While you’re visiting Crystal Creek Mountain Lodge, why not travel a short distance and check out the historic Pacific Crest Trail (PCT)? Whether you want to hike a long-distance or just say you’ve “been there, done that,” it’s an interesting part of Western US History.
Oregon’s portion of the Pacific Crest Trail can be traced back to Fred W. Cleator who drew plans for the Skyline Trail as part of his work with the Pacific Northwest Region of the Forest Service back in 1920. The Skyline Trail traversed the State to the borders of Washington and California.
In 1932, Clinton C. Clark organized the Pacific Crest Trail Conference to develop plans to connect similar trails in Washington and California with the Skyline Trail to form one trail that would extend from our Nation’s northern border all the way to the southern border. In order to bring his dream to life, the Conference included a variety of groups including the Boy Scouts, YMCA, Sierra Club, Mountaineers of Seattle, California Alpine Club, and many more. It took several years to complete. A group of YMCA relay hikers successfully completed the entire Pacific Crest Trail hike in 1938 declaring the development of the PCT a success.

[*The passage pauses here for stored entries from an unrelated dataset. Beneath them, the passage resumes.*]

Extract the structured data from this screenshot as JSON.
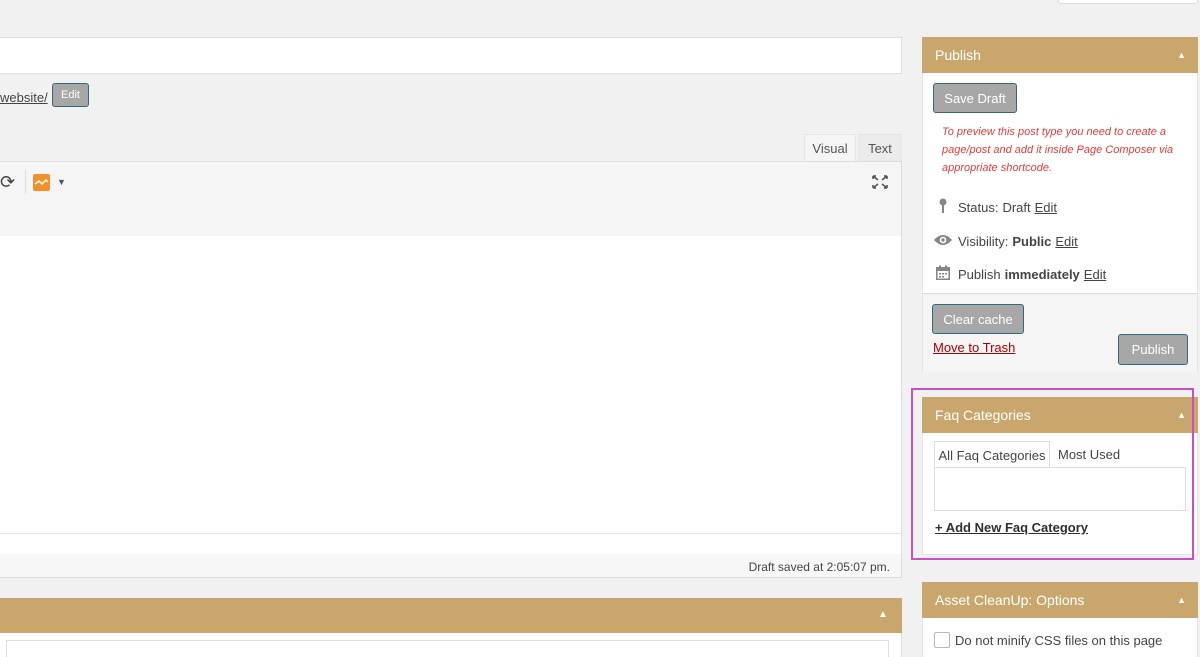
{
  "editor": {
    "permalink_text": "website/",
    "edit_slug_label": "Edit",
    "tabs": [
      {
        "label": "Visual"
      },
      {
        "label": "Text"
      }
    ],
    "toolbar": {
      "refresh_icon": "⟳",
      "caret_icon": "▼",
      "fullscreen_icon": "⛶"
    },
    "draft_saved_text": "Draft saved at 2:05:07 pm."
  },
  "publish_box": {
    "title": "Publish",
    "collapse_icon": "▲",
    "save_draft_label": "Save Draft",
    "preview_note": "To preview this post type you need to create a page/post and add it inside Page Composer via appropriate shortcode.",
    "status": {
      "label": "Status:",
      "value": "Draft",
      "edit": "Edit"
    },
    "visibility": {
      "label": "Visibility:",
      "value": "Public",
      "edit": "Edit"
    },
    "schedule": {
      "label": "Publish",
      "value": "immediately",
      "edit": "Edit"
    },
    "clear_cache_label": "Clear cache",
    "trash_label": "Move to Trash",
    "publish_label": "Publish"
  },
  "faq_categories": {
    "title": "Faq Categories",
    "collapse_icon": "▲",
    "tab_all": "All Faq Categories",
    "tab_most_used": "Most Used",
    "add_new": "+ Add New Faq Category"
  },
  "asset_cleanup": {
    "title": "Asset CleanUp: Options",
    "collapse_icon": "▲",
    "minify_css_label": "Do not minify CSS files on this page"
  },
  "colors": {
    "box_header": "#c9a66b",
    "highlight": "#c94ec9",
    "trash": "#aa0000",
    "preview_note": "#e53935"
  }
}
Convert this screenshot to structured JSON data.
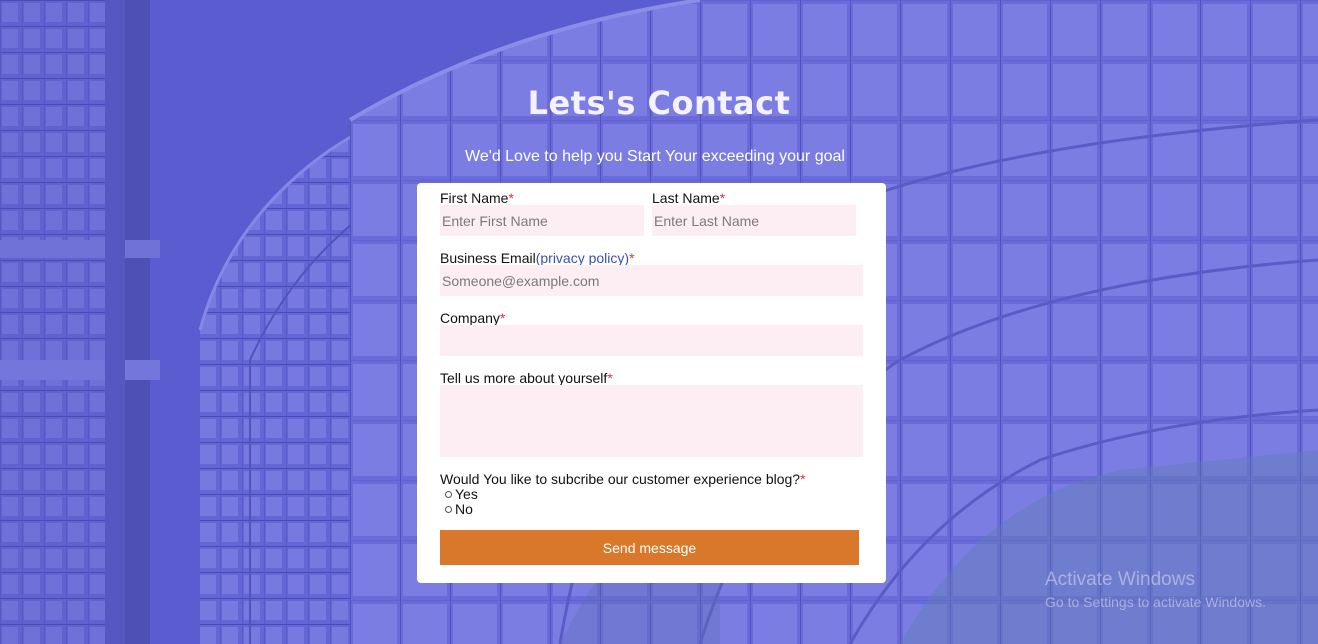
{
  "hero": {
    "title": "Lets's Contact",
    "subtitle": "We'd Love to help you Start Your exceeding your goal"
  },
  "form": {
    "first_name": {
      "label": "First Name",
      "required": "*",
      "placeholder": "Enter First Name",
      "value": ""
    },
    "last_name": {
      "label": "Last Name",
      "required": "*",
      "placeholder": "Enter Last Name",
      "value": ""
    },
    "email": {
      "label": "Business Email",
      "link_text": "(privacy policy)",
      "required": "*",
      "placeholder": "Someone@example.com",
      "value": ""
    },
    "company": {
      "label": "Company",
      "required": "*",
      "value": ""
    },
    "about": {
      "label": "Tell us more about yourself",
      "required": "*",
      "value": ""
    },
    "subscribe": {
      "question": "Would You like to subcribe our customer experience blog?",
      "required": "*",
      "options": [
        "Yes",
        "No"
      ],
      "selected": null
    },
    "submit_label": "Send message"
  },
  "watermark": {
    "title": "Activate Windows",
    "subtitle": "Go to Settings to activate Windows."
  },
  "colors": {
    "background_tint": "#5e5fd0",
    "field_background": "#fdeef3",
    "button": "#d9782a",
    "required_marker": "#e0303a",
    "link": "#3a4fb8"
  }
}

In our area, the Pacific Crest Trail comes up through California and intersects just south of us in Ashland. The Trail extends northward to the west of Crystal Creek Mountain Lodge, connects to Hwy 140 between Fish Lake and Lake of the Woods, and then continues northward around the western summit of Crater Lake. There are several stops along the Pacific Crest Trail where you can visit small segments of the Trail just for the day.
The PCT can be accessed through Cherry Creek, Nannie Creek, or Seven Lakes Trailhead that are all only minutes away, with and the Cherry Creek Trial Head less than a mile away from the Lodge.
For serious hikers, there are a number of PCT segments nearby:
PCT OR Section B – From Interstate 5 (Just South of Ashland) to Hwy 140 (Fish Lake) – 51.8 miles, 7,683 ft. elevations gain. This PCT segment is listed as difficult. Dogs and horses are able to climb the trail with you.
PCT OR Section C – Highway 140 (Fish Lake) to Highway 138 (Cascade Crest) – 67.1 miles, 8,914 ft. elevations gain. Also labeled as difficult, and dogs or horses are able to climb the trail with you. The northern portion of this trail traverses the perimeter of Crater Lake’s western summit.
The Pacific Crest Trail is best hiked from June through October. Some areas require permits, and its best to check the Pacific Crest Trail Association’s official website to make sure you are well prepared to hike the PCT.